Diyanet İşleri Meali
(1-4) Saf bağlayıp duranlara, haykırarak sevk edenlere ve zikri (Allah’ın kelâmını) okuyanlara andolsun ki, sizin ilâhınız gerçekten bir tek ilâhtır.(37:1)
O, göklerin, yerin ve ikisi arasındakilerin Rabbidir. Doğuların da (Batıların da) Rabbidir.(37:5)
Biz, en yakın göğü zinetlerle, yıldızlarla donattık.(37:6)
Onu itaatten çıkan her şeytandan koruduk.(37:7)
(8-9) Onlar, yüce topluluğu (ileri gelen melekler topluluğunu) dinleyemezler. Kovulmaları için her taraftan taşa tutulurlar. Onlar için sürekli bir azap da vardır.(37:8)
Ancak onlardan söz kapan olur. Onu da delip geçen bir alev izler (ve yok eder).(37:10)
(Ey Muhammed!) Şimdi sen onlara sor: “Kendilerini yaratmak mı daha zor, yoksa yarattığımız diğer şeyleri yaratmak mı?" Şüphesiz biz onları yapışkan bir çamurdan yarattık.(37:11)
Hayır, sen (onların hâline) şaştın, onlar ise alay ediyorlar.(37:12)
Kendilerine öğüt verildiği zaman öğüt almıyorlar.(37:13)
Bir mucize gördükleri zaman onu alaya alıyorlar.(37:14)
(Dediler ki:) “Bu bir büyüden başka bir şey değildir.”(37:15)
“Gerçekten biz, ölüp bir toprak ve kemik yığını hâline geldikten sonra mı, biz mi tekrar diriltileceğiz?”(37:16)
“Önceden gelip geçmiş atalarımız da mı?”(37:17)
De ki: “Evet, hem de siz aşağılanmış kimseler olarak (diriltileceksiniz).”(37:18)
O ancak şiddetli bir sesten ibarettir. Bir de bakarsın ki onlar (diriltilmiş hazır) beklemektedirler.(37:19)
Şöyle diyecekler: “Vay başımıza gelene! Bu beklenen ceza günüdür.”(37:20)
Onlara, “İşte bu, yalanlamakta olduğunuz hüküm ve ayırım günüdür” denilir.(37:21)
(22-24) Allah, meleklere şöyle emreder: “Zulmedenleri, eşlerini ve Allah’ı bırakıp da tapmakta olduklarını toplayın, onları cehennemin yoluna koyun ve onları tutuklayın. Çünkü onlar sorguya çekileceklerdir.”(37:22)

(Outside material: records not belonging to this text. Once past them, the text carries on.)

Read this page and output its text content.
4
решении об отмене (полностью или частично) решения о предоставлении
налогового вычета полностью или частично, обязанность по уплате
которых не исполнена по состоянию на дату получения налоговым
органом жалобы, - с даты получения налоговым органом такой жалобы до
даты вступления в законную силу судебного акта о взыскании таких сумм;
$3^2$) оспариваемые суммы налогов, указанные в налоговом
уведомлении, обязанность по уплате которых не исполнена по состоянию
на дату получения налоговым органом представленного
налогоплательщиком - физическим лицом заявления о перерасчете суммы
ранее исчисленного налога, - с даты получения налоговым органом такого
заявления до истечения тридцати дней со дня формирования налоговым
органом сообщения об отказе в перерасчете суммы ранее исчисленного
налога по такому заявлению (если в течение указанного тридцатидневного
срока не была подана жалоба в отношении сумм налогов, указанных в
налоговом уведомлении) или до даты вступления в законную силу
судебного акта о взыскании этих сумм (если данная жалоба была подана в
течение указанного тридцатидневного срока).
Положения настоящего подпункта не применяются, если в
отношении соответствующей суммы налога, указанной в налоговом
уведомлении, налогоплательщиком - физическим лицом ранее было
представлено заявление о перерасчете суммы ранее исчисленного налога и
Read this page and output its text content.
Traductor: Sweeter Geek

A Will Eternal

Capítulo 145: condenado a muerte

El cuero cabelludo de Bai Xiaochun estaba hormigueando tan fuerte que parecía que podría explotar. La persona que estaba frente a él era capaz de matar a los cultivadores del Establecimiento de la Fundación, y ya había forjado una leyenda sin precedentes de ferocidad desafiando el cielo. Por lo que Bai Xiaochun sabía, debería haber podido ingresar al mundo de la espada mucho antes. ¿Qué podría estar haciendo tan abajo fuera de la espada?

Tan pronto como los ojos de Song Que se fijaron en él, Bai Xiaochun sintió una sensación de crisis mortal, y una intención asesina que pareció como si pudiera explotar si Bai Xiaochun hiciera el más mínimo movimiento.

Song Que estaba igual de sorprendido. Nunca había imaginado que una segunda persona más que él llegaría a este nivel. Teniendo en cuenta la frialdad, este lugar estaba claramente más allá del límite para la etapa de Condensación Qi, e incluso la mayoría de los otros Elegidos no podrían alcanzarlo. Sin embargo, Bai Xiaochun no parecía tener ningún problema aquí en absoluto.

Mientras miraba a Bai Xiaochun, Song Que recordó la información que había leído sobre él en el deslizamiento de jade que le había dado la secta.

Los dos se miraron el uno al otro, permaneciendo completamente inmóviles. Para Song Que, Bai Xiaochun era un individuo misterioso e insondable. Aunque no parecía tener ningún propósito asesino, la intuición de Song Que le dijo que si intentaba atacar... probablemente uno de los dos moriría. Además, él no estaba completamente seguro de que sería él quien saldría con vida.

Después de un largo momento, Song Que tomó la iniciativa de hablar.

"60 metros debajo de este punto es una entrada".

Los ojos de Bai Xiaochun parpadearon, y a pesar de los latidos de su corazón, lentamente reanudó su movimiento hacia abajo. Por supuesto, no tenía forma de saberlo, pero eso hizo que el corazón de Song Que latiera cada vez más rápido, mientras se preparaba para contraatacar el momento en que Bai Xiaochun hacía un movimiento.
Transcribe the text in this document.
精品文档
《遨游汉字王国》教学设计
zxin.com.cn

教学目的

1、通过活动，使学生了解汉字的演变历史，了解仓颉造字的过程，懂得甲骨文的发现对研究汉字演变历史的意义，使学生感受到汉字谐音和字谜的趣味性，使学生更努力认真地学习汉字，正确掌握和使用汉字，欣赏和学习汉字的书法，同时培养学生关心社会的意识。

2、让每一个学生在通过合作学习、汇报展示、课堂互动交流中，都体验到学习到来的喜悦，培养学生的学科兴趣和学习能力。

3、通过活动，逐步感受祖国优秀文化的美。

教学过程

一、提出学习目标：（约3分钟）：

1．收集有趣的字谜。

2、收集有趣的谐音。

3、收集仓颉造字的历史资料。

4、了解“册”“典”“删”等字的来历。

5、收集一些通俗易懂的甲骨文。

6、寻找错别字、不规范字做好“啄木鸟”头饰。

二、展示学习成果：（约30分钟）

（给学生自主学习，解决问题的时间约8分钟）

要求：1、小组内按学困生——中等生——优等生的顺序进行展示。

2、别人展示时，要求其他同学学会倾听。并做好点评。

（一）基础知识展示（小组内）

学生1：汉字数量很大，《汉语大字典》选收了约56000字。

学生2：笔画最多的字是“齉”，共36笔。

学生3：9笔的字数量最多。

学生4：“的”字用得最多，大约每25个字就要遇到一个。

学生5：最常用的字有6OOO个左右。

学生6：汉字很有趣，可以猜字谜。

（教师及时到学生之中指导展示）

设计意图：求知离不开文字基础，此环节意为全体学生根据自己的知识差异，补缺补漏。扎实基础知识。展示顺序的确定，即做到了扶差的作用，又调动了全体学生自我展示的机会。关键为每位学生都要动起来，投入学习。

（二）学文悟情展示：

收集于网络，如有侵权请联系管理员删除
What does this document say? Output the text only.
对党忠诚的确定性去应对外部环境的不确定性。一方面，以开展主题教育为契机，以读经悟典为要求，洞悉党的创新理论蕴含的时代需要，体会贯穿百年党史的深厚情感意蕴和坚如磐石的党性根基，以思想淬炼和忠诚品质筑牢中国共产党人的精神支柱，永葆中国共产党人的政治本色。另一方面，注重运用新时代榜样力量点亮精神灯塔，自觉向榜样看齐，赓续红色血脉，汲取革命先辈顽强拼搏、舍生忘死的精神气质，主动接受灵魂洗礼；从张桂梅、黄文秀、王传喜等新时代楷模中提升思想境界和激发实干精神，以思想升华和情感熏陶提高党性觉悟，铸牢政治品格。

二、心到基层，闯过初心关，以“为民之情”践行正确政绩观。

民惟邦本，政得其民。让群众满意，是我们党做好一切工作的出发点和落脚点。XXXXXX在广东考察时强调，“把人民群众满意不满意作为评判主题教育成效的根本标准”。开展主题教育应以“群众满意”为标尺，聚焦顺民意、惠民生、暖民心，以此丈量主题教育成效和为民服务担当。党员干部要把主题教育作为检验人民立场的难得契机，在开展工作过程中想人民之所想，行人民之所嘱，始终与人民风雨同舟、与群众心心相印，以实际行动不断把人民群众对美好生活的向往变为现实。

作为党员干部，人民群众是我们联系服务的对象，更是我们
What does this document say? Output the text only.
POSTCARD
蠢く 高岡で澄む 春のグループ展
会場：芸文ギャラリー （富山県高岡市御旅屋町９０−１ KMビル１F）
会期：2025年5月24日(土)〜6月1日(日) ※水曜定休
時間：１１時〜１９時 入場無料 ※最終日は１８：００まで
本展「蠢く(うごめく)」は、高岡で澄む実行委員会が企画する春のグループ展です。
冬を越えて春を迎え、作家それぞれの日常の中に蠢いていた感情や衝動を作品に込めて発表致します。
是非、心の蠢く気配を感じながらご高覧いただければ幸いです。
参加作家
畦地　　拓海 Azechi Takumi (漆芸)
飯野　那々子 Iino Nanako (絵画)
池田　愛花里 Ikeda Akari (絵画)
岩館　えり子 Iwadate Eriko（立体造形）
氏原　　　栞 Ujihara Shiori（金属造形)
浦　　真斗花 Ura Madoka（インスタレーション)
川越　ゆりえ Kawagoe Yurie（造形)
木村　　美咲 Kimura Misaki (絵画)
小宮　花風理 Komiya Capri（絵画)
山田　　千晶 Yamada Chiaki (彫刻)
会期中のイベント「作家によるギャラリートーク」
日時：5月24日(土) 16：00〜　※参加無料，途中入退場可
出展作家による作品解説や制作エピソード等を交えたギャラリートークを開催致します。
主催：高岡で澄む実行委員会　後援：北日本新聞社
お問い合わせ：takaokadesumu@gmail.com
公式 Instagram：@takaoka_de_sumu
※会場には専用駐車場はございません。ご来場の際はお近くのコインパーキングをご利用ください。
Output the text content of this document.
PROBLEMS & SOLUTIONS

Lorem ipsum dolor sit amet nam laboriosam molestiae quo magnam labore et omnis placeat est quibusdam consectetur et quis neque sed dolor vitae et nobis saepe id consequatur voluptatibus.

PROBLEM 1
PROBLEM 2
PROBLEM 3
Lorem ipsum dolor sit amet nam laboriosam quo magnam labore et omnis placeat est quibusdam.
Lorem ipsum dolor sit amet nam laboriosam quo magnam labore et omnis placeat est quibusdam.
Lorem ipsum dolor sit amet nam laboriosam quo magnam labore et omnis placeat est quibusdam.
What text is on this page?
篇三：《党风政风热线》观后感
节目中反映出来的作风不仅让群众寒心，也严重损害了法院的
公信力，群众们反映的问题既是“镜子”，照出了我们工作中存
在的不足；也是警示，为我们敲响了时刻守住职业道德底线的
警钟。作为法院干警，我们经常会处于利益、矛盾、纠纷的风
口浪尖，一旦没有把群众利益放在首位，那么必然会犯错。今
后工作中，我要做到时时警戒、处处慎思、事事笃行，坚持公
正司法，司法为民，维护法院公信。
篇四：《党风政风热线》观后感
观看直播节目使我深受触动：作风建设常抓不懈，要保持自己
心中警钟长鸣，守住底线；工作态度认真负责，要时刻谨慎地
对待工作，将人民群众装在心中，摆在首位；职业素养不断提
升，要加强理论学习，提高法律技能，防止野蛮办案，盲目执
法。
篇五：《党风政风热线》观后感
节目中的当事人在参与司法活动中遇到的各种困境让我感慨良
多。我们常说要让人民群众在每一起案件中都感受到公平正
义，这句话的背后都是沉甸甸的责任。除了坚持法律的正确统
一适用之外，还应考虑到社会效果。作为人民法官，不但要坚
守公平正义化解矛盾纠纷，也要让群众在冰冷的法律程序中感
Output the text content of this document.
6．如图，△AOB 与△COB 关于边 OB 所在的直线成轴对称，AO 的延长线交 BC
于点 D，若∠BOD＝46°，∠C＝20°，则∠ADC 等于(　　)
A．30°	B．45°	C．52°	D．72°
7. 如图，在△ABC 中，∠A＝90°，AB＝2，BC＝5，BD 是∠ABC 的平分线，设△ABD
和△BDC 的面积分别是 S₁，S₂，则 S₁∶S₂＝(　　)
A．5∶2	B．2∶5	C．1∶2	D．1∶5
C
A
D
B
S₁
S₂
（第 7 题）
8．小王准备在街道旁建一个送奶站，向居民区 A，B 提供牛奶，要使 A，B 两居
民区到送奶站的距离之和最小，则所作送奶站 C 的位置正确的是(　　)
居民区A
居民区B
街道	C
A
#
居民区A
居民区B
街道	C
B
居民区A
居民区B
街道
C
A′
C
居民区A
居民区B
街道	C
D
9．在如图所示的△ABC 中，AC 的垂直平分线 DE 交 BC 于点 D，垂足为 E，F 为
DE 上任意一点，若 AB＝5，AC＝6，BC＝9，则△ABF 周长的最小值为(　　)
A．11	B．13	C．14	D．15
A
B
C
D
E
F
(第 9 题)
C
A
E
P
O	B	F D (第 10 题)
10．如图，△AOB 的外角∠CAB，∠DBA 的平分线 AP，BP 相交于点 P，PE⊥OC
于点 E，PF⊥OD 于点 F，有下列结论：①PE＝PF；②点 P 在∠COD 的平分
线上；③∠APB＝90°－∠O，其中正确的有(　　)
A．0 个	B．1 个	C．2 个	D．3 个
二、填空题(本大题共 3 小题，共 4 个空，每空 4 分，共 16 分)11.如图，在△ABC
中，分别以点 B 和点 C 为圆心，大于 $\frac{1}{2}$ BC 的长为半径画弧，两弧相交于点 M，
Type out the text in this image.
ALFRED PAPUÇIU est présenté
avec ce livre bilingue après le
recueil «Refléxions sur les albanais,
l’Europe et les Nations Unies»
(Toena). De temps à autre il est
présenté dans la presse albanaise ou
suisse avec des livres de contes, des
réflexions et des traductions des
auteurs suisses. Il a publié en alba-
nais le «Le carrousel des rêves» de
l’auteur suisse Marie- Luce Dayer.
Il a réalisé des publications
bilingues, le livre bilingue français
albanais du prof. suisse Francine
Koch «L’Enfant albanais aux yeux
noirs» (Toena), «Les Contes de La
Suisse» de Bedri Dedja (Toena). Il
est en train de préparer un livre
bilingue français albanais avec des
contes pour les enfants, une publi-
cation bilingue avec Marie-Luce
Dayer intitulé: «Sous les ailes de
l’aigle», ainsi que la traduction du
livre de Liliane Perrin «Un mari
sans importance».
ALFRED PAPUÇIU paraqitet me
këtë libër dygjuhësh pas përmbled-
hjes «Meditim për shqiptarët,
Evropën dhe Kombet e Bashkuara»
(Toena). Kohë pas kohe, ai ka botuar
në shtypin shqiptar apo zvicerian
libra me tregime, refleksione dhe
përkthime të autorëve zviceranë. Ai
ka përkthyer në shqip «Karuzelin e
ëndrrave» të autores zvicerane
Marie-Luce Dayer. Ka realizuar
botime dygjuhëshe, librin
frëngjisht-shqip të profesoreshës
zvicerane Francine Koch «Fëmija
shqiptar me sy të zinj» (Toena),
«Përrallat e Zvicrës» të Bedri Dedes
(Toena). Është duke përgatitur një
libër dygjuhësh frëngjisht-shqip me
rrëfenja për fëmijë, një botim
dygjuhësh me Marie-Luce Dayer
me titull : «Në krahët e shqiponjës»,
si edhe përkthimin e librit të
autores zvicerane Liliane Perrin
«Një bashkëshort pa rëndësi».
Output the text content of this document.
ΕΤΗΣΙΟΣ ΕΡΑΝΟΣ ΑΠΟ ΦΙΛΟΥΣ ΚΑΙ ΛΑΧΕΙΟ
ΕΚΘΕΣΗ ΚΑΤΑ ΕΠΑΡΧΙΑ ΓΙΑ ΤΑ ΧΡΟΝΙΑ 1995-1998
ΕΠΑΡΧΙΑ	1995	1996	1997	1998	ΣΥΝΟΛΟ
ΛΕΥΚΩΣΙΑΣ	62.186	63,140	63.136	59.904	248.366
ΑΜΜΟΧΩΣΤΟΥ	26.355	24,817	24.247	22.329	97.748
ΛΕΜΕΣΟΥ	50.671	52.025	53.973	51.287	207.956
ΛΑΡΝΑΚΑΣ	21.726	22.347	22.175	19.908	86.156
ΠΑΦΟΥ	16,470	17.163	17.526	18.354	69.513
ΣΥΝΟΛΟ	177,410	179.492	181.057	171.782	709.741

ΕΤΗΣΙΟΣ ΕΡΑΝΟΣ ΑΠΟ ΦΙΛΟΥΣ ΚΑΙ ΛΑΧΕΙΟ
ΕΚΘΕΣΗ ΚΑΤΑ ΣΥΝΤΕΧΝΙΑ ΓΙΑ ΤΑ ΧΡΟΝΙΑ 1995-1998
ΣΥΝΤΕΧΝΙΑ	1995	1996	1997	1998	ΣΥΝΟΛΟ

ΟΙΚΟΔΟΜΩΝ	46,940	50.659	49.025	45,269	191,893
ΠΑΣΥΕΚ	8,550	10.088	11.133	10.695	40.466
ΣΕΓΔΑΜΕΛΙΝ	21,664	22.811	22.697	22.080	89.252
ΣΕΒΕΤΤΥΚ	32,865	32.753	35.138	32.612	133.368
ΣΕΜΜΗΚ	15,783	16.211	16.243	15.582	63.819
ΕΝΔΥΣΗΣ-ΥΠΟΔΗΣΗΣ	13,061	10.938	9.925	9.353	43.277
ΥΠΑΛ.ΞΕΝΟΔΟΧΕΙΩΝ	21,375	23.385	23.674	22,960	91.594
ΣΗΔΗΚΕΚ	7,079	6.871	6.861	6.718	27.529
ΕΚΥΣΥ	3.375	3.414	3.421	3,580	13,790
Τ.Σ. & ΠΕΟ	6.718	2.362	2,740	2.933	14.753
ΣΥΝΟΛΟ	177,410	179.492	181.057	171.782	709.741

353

Onlara, “Ne diye yardımlaşmıyorsunuz?” denir.(37:25)
Hayır, onlar bugün teslim olmuş kimselerdir.(37:26)
Birbirlerine yönelip sorarlar (çekişirler).(37:27)
Şöyle derler: “Siz bize sağdan gelirdiniz. Bize haktan yana görünürdünüz.”(37:28)
Diğerleri de onlara şöyle derler: “Hayır, siz zaten mü’min kimseler değildiniz.”(37:29)
“Bizim, sizin üzerinizde hiçbir hâkimiyetimiz yoktu. Hatta siz azgın bir kavimdiniz.”(37:30)
“Artık Rabbimizin sözü (azap) bizim hakkımızda gerçekleşti. Biz onu mutlaka tadacağız.”(37:31)
“Evet, biz sizi saptırdık. Çünkü biz de sapkın kimselerdik.”(37:32)
Artık onlar o gün azapta ortaktırlar.(37:33)
İşte biz suçlulara böyle yaparız.(37:34)
Çünkü onlar, kendilerine, “Allah’tan başka hiçbir ilâh yoktur” denildiği zaman, inanmayıp büyüklük taslıyorlardı.(37:35)
“Biz, deli bir şair için ilâhlarımızı mı terk edeceğiz?” diyorlardı.(37:36)
Hayır, öyle değil. O, hakkı getirmiş, (önceki) peygamberleri de tasdik etmiştir.(37:37)
Şüphesiz siz mutlaka elem dolu azabı tadacaksınız.(37:38)
Siz ancak işlediklerinizin karşılığı ile cezalandırılırsınız.(37:39)
Ancak Allah’ın halis kulları başka.(37:40)
(41-42) İşte onlar için belli bir rızık, meyveler vardır. Onlar ikram gören kimselerdir.(37:41)
Onlar Naîm cennetlerindedirler.(37:43)
Koltuklar üzerinde karşılıklı olarak otururlar.(37:44)
(45-46) Onların etrafında cennet pınarından doldurulmuş, berrak ve içenlere lezzet veren kadehler dolaştırılır.(37:45)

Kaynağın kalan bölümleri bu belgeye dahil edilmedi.